Saturday, April 30, 2011

Steak and Bell Pepper Stir-fry


In an attempt to be a teeny tiny bit more healthy, I've inadvertently avoided baking sweets. Sad I know. But the one upside to it - I've been cooking more instead of baking. Below is my first attempt at cooking with flank steak. I usually avoid raw meat at any cost, but the bf likes it...so I'm trying! The result: pretty darn delish.

Ingredients:

Marinade and Sauce-
2 tbsp. soy sauce (I used reduced sodium)
2 tbsp. lime juice
1 tbsp. canola oil
1 tbsp. honey
3 gloves of garlic, crushed (I used the pre-crushed kind in a jar)
1 tsp.
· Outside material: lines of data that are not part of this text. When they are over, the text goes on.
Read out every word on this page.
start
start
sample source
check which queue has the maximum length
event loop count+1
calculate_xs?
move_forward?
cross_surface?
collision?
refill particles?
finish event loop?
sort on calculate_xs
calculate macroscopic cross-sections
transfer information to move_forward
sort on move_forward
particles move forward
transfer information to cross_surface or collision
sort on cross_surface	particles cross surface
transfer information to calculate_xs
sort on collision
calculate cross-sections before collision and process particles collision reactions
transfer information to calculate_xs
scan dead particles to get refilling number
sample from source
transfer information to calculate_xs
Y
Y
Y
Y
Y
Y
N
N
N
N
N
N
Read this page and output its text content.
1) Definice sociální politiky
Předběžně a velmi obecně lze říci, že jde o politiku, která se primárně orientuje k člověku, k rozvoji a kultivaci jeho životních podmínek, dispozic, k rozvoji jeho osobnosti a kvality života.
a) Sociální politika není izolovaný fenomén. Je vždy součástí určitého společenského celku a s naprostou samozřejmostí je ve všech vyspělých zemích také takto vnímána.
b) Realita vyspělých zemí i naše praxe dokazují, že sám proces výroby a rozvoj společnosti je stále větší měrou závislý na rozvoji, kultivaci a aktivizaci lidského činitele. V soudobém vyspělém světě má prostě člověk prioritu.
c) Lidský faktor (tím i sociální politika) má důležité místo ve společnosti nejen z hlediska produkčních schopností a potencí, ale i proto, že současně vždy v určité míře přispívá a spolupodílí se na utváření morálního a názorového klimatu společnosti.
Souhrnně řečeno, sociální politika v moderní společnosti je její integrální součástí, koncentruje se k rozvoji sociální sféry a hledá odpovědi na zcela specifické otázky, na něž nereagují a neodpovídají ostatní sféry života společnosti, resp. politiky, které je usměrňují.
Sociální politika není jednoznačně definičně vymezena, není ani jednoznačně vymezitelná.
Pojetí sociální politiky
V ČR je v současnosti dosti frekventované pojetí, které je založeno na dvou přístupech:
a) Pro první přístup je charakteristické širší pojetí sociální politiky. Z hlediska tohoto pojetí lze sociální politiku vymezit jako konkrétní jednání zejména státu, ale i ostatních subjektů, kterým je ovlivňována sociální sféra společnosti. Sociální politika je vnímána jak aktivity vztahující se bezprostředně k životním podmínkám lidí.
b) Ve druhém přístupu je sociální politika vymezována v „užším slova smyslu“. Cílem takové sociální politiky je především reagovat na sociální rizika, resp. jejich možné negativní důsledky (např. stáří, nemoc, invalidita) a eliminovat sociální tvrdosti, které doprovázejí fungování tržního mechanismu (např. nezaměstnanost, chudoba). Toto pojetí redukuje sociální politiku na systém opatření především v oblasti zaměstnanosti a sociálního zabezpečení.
Sriracha chili sauce (Rooster Sauce)

1 lb. flank steak, sliced thinly across the grain

When ready to cook, you'll need:
1 tsp. cornstarch
canola oil
2 red or orange bell peppers, thinly sliced
1 small red onion, thinly sliced
chopped peanuts or sesame seeds

To prepare:
Mix all the marinade/sauce ingredients together. Place the thinly sliced steak in a Ziplock bag and pour half the marinade/sauce over the steak. Make sure the bag is securely closed and place it in the refrigerator for at least an hour. I let mine marinate for 24 hours. Place the other half of the sauce in a small Tupperware container and refrigerate that separately too.

When you are ready to cook, pour a small amount of canola oil in a hot pan on your stove top. Remove the marinated steak from the Ziplock bag and place it in the hot pan. Using tongs, flip the steak to make sure both sides are fully cooked. Removed the steak from the pan and let it rest in a bowl while you prepare the veggies and the sauce.

In the same pan you just took your steak out of, add your peppers and onions. Add more oil if needed. Allow the veggies to cook until the edges start to brown but the veggies are still slightly crisp. Add the reserved sauce from the day before and allow it to come to a simmer with the veggies. In a small bowl, mix together the corn starch and a tbsp. of cold water. Add the cornstarch paste to the pan and mix in. Add the meat back in and allow it to warm up. Serve the stir fry over rice or noodles, and garnish with peanuts or sesame seeds, if desired. This recipe serves 2-3 adults.